I saw my naturopath yesterday and she surprised me with one of her goals. She said that she wants to get me to believe that once I’m better, I’ll stay better, and that I won’t relapse. That had never occurred to me. [As a side note, I’m very impressed that she picked up on this mindset of mine and chose to address it head-on.]
Several friends and family members keep insisting I’ll get better. I keep trying to explain to them that I’ll never be 100% healthy. I’ll always have some symptoms, and I’ll always have these medical conditions. These are lifelong diseases that won’t ever go away, and I’ve accepted that. The best I can hope for is to go into remission, which I’ve never really thought of as a possibility for me, though I know it’s a possibility in general. As for symptoms, my gastrointestinal problems are almost entirely better and my fatigue has been improving, but I think I’ll always be at risk of those returning, and I’ll certainly continue to have pain. Maybe the pain can be reduced, but no one has suggested they’ll be able to get rid of it completely.
I’ve accepted all of that. I’m ok with that. If we could just get rid of my fatigue, I’d be ecstatic! But what my naturopath said really stopped me in my tracks. This whole process has been so traumatic. The symptoms, their impact on my life, the insurance issues, the uncertainty over my future, have all changed me. There are some good changes, like a new appreciation for the little things in life, and a desire to keep my life simple, without the “busyness” that so many people take pride in. I’m glad to have come to these realizations.
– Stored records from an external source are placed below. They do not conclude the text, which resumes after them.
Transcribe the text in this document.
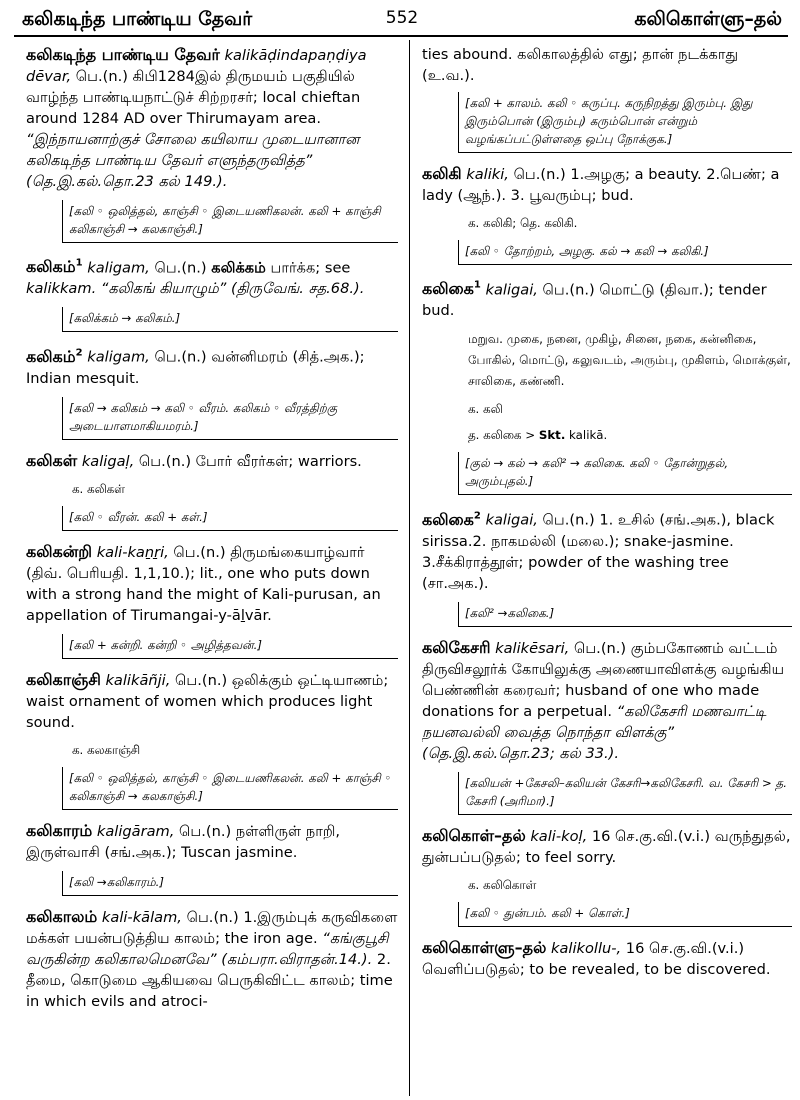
கலிகடிந்த பாண்டிய தேவர்	552	கலிகொள்ளு–தல்
கலிகடிந்த பாண்டிய தேவர் kalikāḍindapaṇḍiya dēvar, பெ.(n.) கிபி1284இல் திருமயம் பகுதியில் வாழ்ந்த பாண்டியநாட்டுச் சிற்றரசர்; local chieftan around 1284 AD over Thirumayam area. “இந்நாயனாற்குச் சோலை கயிலாய முடையானான கலிகடிந்த பாண்டிய தேவர் எளுந்தருவித்த” (தெ.இ.கல்.தொ.23 கல் 149.).
[கலி ◦ ஒலித்தல், காஞ்சி ◦ இடையணிகலன். கலி + காஞ்சி கலிகாஞ்சி → கலகாஞ்சி.]
கலிகம்$^1$ kaligam, பெ.(n.) கலிக்கம் பார்க்க; see kalikkam. “கலிகங் கியாழும்” (திருவேங். சத.68.).
[கலிக்கம் → கலிகம்.]
கலிகம்$^2$ kaligam, பெ.(n.) வன்னிமரம் (சித்.அக.); Indian mesquit.
[கலி → கலிகம் → கலி ◦ வீரம். கலிகம் ◦ வீரத்திற்கு அடையாளமாகியமரம்.]
கலிகள் kaligaḷ, பெ.(n.) போர் வீரர்கள்; warriors.
க. கலிகள்
[கலி ◦ வீரன். கலி + கள்.]
கலிகன்றி kali-kaṉṟi, பெ.(n.) திருமங்கையாழ்வார் (திவ். பெரியதி. 1,1,10.); lit., one who puts down with a strong hand the might of Kali-purusan, an appellation of Tirumangai-y-āḻvār.
[கலி + கன்றி. கன்றி ◦ அழித்தவன்.]
கலிகாஞ்சி kalikāñji, பெ.(n.) ஒலிக்கும் ஒட்டியாணம்; waist ornament of women which produces light sound.
க. கலகாஞ்சி
[கலி ◦ ஒலித்தல், காஞ்சி ◦ இடையணிகலன். கலி + காஞ்சி ◦ கலிகாஞ்சி → கலகாஞ்சி.]
கலிகாரம் kaligāram, பெ.(n.) நள்ளிருள் நாறி, இருள்வாசி (சங்.அக.); Tuscan jasmine.
[கலி →கலிகாரம்.]
கலிகாலம் kali-kālam, பெ.(n.) 1.இரும்புக் கருவிகளை மக்கள் பயன்படுத்திய காலம்; the iron age. “கங்குபூசி வருகின்ற கலிகாலமெனவே” (கம்பரா.விராதன்.14.). 2. தீமை, கொடுமை ஆகியவை பெருகிவிட்ட காலம்; time in which evils and atroci-
ties abound. கலிகாலத்தில் எது; தான் நடக்காது (உ.வ.).
[கலி + காலம். கலி ◦ கருப்பு. கருநிறத்து இரும்பு. இது இரும்பொன் (இரும்பு) கரும்பொன் என்றும் வழங்கப்பட்டுள்ளதை ஒப்பு நோக்குக.]
கலிகி kaliki, பெ.(n.) 1.அழகு; a beauty. 2.பெண்; a lady (ஆந்.). 3. பூவரும்பு; bud.
க. கலிகி; தெ. கலிகி.
[கலி ◦ தோற்றம், அழகு. கல் → கலி → கலிகி.]
கலிகை$^1$ kaligai, பெ.(n.) மொட்டு (திவா.); tender bud.
மறுவ. முகை, நனை, முகிழ், சினை, நகை, கன்னிகை, போகில், மொட்டு, கலுவடம், அரும்பு, முகிளம், மொக்குள், சாலிகை, கண்ணி.
க. கலி
த. கலிகை > Skt. kalikā.
[குல் → கல் → கலி² → கலிகை. கலி ◦ தோன்றுதல், அரும்புதல்.]
கலிகை$^2$ kaligai, பெ.(n.) 1. உசில் (சங்.அக.), black sirissa.2. நாகமல்லி (மலை.); snake-jasmine. 3.சீக்கிராத்தூள்; powder of the washing tree (சா.அக.).
[கலி² →கலிகை.]
கலிகேசரி kalikēsari, பெ.(n.) கும்பகோணம் வட்டம் திருவிசலூர்க் கோயிலுக்கு அணையாவிளக்கு வழங்கிய பெண்ணின் கரைவர்; husband of one who made donations for a perpetual. “கலிகேசரி மணவாட்டி நயனவல்லி வைத்த நொந்தா விளக்கு” (தெ.இ.கல்.தொ.23; கல் 33.).
[கலியன் +கேசலி–கலியன் கேசரி→கலிகேசரி. வ. கேசரி > த. கேசரி (அரிமா).]
கலிகொள்–தல் kali-koḷ, 16 செ.கு.வி.(v.i.) வருந்துதல், துன்பப்படுதல்; to feel sorry.
க. கலிகொள்
[கலி ◦ துன்பம். கலி + கொள்.]
கலிகொள்ளு–தல் kalikollu-, 16 செ.கு.வி.(v.i.) வெளிப்படுதல்; to be revealed, to be discovered.
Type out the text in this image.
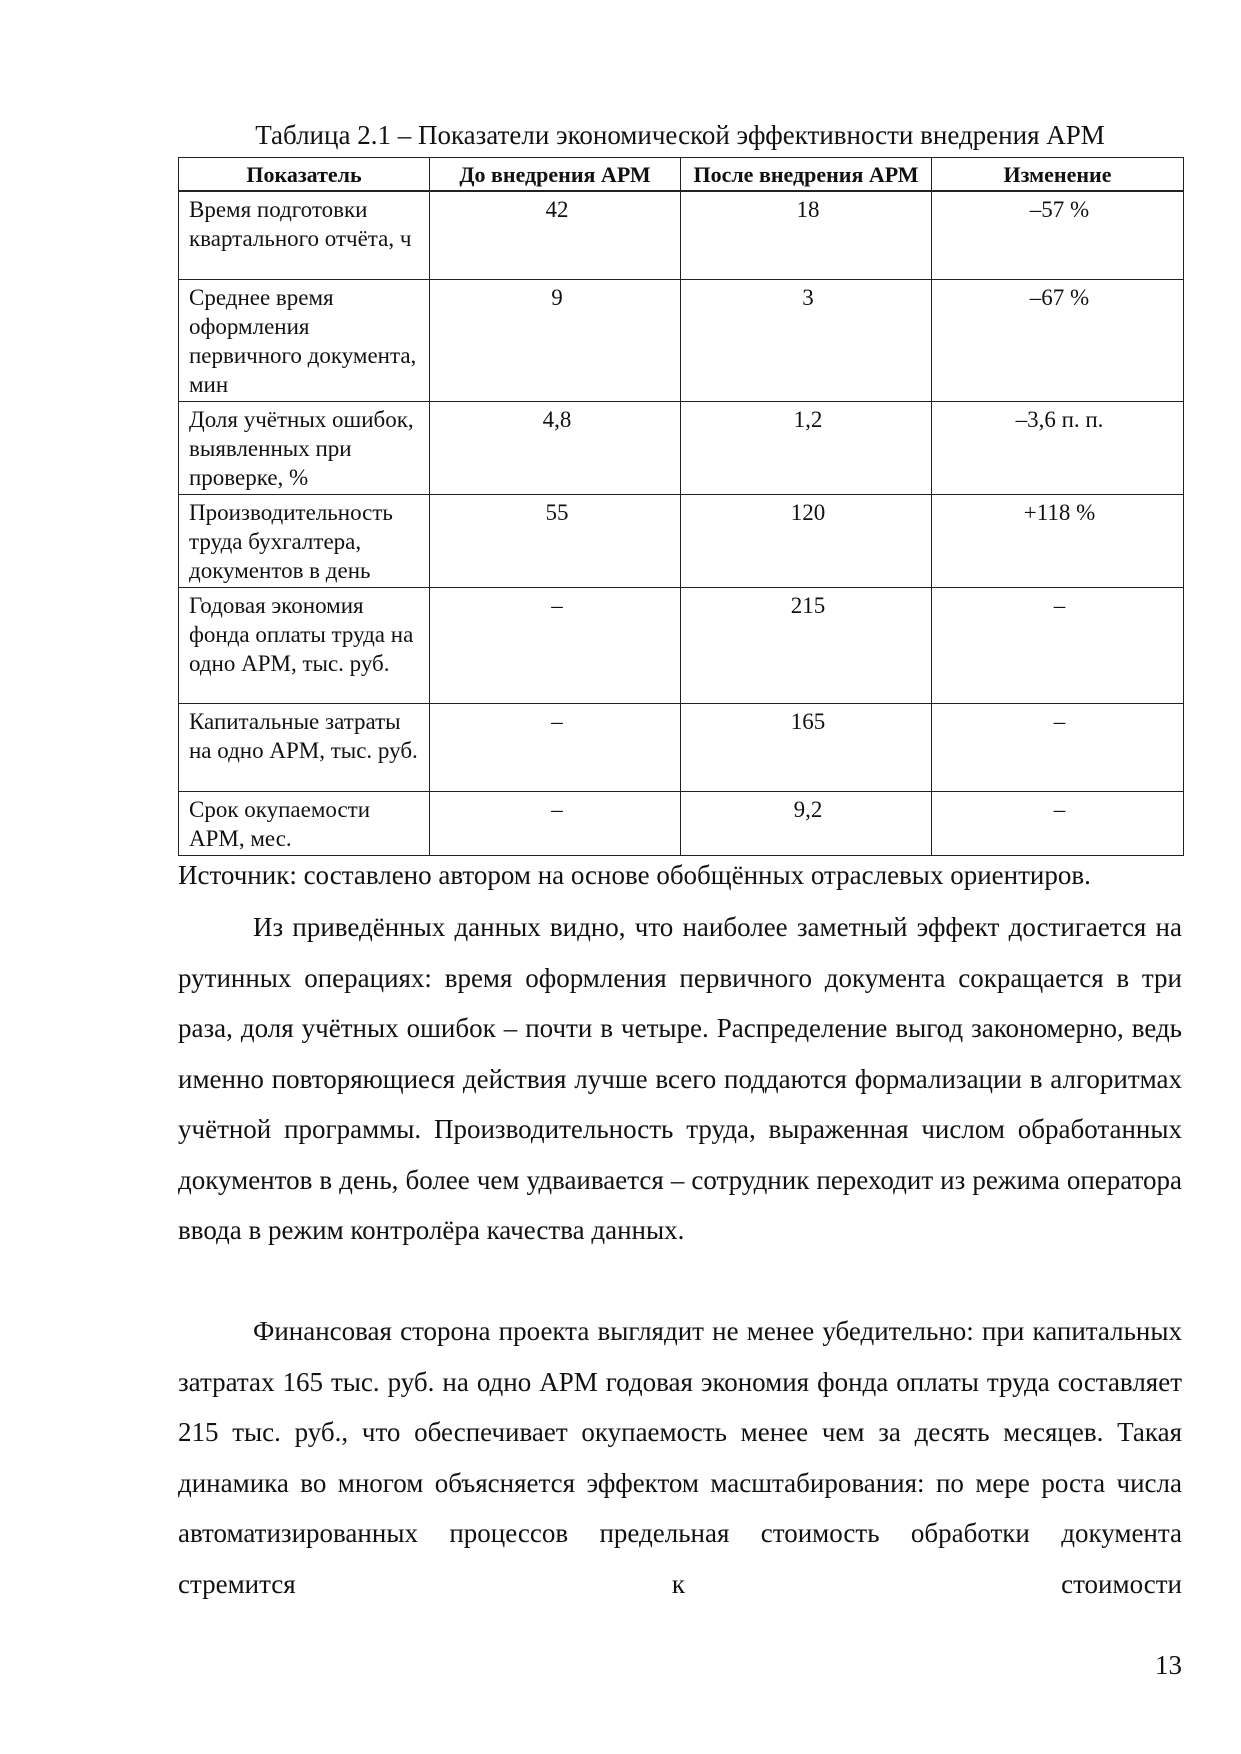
Таблица 2.1 – Показатели экономической эффективности внедрения АРМ
Показатель	До внедрения АРМ	После внедрения АРМ	Изменение
Время подготовки квартального отчёта, ч	42	18	–57 %
Среднее время оформления первичного документа, мин	9	3	–67 %
Доля учётных ошибок, выявленных при проверке, %	4,8	1,2	–3,6 п. п.
Производительность труда бухгалтера, документов в день	55	120	+118 %
Годовая экономия фонда оплаты труда на одно АРМ, тыс. руб.	–	215	–
Капитальные затраты на одно АРМ, тыс. руб.	–	165	–
Срок окупаемости АРМ, мес.	–	9,2	–
Источник: составлено автором на основе обобщённых отраслевых ориентиров.

Из приведённых данных видно, что наиболее заметный эффект достигается на рутинных операциях: время оформления первичного документа сокращается в три раза, доля учётных ошибок – почти в четыре. Распределение выгод закономерно, ведь именно повторяющиеся действия лучше всего поддаются формализации в алгоритмах учётной программы. Производительность труда, выраженная числом обработанных документов в день, более чем удваивается – сотрудник переходит из режима оператора ввода в режим контролёра качества данных.

Финансовая сторона проекта выглядит не менее убедительно: при капитальных затратах 165 тыс. руб. на одно АРМ годовая экономия фонда оплаты труда составляет 215 тыс. руб., что обеспечивает окупаемость менее чем за десять месяцев. Такая динамика во многом объясняется эффектом масштабирования: по мере роста числа автоматизированных процессов предельная стоимость обработки документа стремится к стоимости

13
But there have also been some bad changes, like more fear. I’m scared to spend money, because what if I can never earn money again? And even if I’m able to work, what if I get sick again and need it for that? I’m scared I’ll never find a life partner who can handle all of my health issues. I’m scared I’ll be a burden on my parents. I’m scared to make plans for anything big (tickets to a show, a small trip out of town, attending a wedding) because what if I have to cancel at the last minute? And if I do get better, what if I get sick again? Will I have the strength to go through this all again. And what if I never improve in the first place?
I think that all of these fears are natural. I also think I have to get rid of them. My naturopath is right: if I’m going to have a goal of feeling X% better, then when I reach that goal, I have to trust that I’ll stay there. I’ll need that mental attitude to propel me forward. Sure, I might have setbacks. In fact, she agreed that I probably will have them. Then medications will be adjusted and I’ll improve. But she thinks there won’t be many and that they’ll be short, just a few days or a few weeks; not months or years.
I want to believe that. I do. Really. But I can’t. Not yet. After the trauma I’ve experienced recently, I’m just not ready. But I’m working on it. I love the idea. I hope she’s right. So when I eventually get a therapist (I started looking for one recently) I think this topic will be at the top of our agenda.